For anyone who has been diagnosed with endo thats too difficult to remove, I would strongly recommend going to an endo specialist for a second opinion. They treat the most complex cases, often in conjunction with a bowel surgeon, whereas less experienced surgeons will jump straight to a hyst because they don't have the skill to perform the surgery themselves.
Excision surgery to cut out the deposits by a specialists, in conjunction with a bowel surgeon to treat the endo on and around the bowel, should most definitely be tried before a hyst is even discussed. Hysterectomy is not a cure - although it helps some women, others end up in a far worse state than they were in before the surgery, especially if the surgeon has not removed every trace of endo. If they leave behind endo around the bowel for example and perform a total hyst, that endo is likely to still cause problems. If you take HRT to ease the difficult effects of an early surgical menopause, the HRT can feed the endo and cause it to grow and spread. Even women who don't take HRT can sometimes find that the endo spreads after the ovaries are removed and they don't know how. The adhesions that result from this surgery can also cause extreme pain and this is very difficult to treat.

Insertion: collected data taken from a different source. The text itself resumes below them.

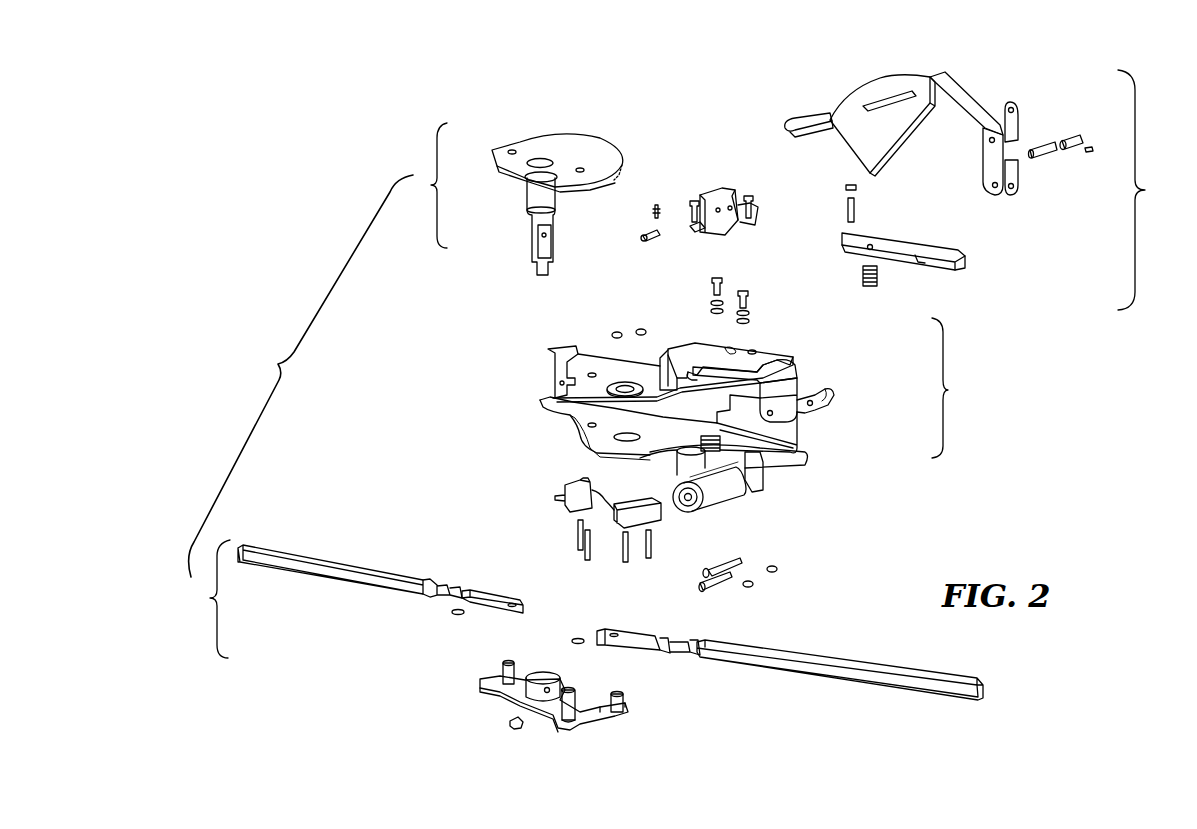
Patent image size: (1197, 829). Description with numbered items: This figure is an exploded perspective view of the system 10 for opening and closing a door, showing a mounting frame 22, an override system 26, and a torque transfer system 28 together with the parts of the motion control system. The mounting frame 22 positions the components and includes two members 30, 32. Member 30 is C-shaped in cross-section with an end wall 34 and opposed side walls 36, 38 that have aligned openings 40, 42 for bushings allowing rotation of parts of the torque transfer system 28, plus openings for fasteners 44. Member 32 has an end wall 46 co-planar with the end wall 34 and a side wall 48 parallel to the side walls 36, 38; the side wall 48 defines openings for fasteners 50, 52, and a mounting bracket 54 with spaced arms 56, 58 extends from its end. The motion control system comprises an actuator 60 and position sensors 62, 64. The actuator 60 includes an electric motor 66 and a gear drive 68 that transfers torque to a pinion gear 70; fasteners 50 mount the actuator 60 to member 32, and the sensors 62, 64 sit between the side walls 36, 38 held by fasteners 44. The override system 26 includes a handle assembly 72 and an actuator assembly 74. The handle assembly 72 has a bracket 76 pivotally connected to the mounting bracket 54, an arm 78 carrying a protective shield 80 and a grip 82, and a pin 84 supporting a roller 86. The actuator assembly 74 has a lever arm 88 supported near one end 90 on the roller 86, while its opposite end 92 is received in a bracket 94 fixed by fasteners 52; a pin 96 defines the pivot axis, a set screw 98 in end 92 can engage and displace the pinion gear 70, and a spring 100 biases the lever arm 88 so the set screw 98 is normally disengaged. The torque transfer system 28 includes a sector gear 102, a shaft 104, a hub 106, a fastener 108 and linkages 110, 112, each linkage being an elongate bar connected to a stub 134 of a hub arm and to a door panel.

The system 10 is at (306, 197).
The mounting frame 22 is at (952, 388).
The override system 26 is at (1143, 190).
The torque transfer system 28 is at (301, 376).
The frame member 30 is at (533, 385).
The frame member 32 is at (805, 345).
The end wall 34 is at (558, 378).
The side wall 36 is at (560, 365).
The side wall 38 is at (548, 405).
The opening 40 is at (617, 380).
The opening 42 is at (620, 438).
The fasteners 44 is at (625, 562).
The end wall 46 is at (798, 370).
The side wall 48 is at (750, 352).
The fasteners 50 is at (741, 290).
The fasteners 52 is at (748, 195).
The mounting bracket 54 is at (832, 412).
The arm 56 is at (830, 398).
The arm 58 is at (797, 415).
The actuator 60 is at (790, 488).
The position sensor 62 is at (560, 502).
The position sensor 64 is at (650, 510).
The electric motor 66 is at (730, 490).
The gear drive 68 is at (775, 450).
The pinion gear 70 is at (660, 452).
The handle assembly 72 is at (838, 67).
The actuator assembly 74 is at (970, 288).
The bracket 76 is at (990, 156).
The arm 78 is at (975, 120).
The protective shield 80 is at (862, 135).
The grip 82 is at (795, 118).
The pin 84 is at (1048, 153).
The roller 86 is at (1077, 140).
The lever arm 88 is at (915, 245).
The end 90 is at (982, 263).
The end 92 is at (835, 237).
The bracket 94 is at (700, 226).
The pin 96 is at (650, 229).
The set screw 98 is at (857, 208).
The spring 100 is at (883, 273).
The sector gear 102 is at (550, 152).
The shaft 104 is at (530, 197).
The hub 106 is at (505, 700).
The fastener 108 is at (508, 728).
The linkage 110 is at (337, 575).
The linkage 112 is at (810, 665).
The stub 134 is at (503, 670).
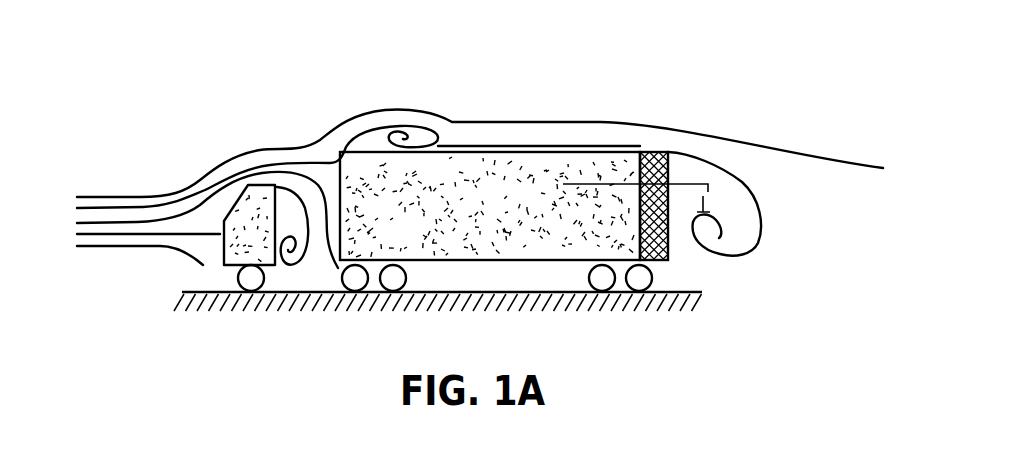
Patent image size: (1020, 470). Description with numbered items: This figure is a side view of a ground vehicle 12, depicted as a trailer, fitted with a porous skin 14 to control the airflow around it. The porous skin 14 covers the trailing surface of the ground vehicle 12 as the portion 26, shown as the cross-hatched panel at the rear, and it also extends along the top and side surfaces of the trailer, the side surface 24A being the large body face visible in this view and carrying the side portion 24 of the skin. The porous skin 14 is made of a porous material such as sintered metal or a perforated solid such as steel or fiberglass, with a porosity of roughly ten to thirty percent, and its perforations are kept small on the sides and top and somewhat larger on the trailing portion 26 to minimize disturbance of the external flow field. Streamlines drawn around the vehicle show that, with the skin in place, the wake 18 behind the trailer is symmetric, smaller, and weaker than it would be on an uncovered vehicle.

I've been diagnosed for nearly 10 years and have spoken to lots of ladies who've had hysts - based on their stories I would never have my ovaries removed unless there were no other options and I was convinced it would help. I probably wouldn't have my uterus removed as its pointless (the endo is outside it, not in it!) unless they found I had adenomyosis, although this can be hard to diagnose.
If I was considering a total hyst, I would at the very least ask if I could take a long course of zoladex first, to see how that affects my symptoms and how I'd cope with the menopausal symptoms, especially if you're planning to go without HRT. If zoladex doesn't help, having surgery probably won't either, especially when you factor in adhesions and nerve damage from major surgery, and at least zoladex can be stopped.
If your gynae ever says that your endo is too complex to remove, they should refer you to someone who possibly can do it - if they don't, ask your gp to refer you to one of the national centres like Oxford. At the very least, let them do an MRI since severe endo is often visible on an MRI to see if they think it's likely to be treatable, before agreeing to a hyst. Personally I'd ask them to try excision before I even considered radical surgery.
As for the presence of a bowel surgeon, you may not need a resection and even if you do, that doesn't necessarily mean you'll need a bag etc. I know quite a few ladies who have had bowel resections without any major problems. In most cases, having a bowel surgeon who can treat the endo on or around the bowel avoids complications - if you have endo inside the bowel, they may have to perform a resection but it depends on your individual case.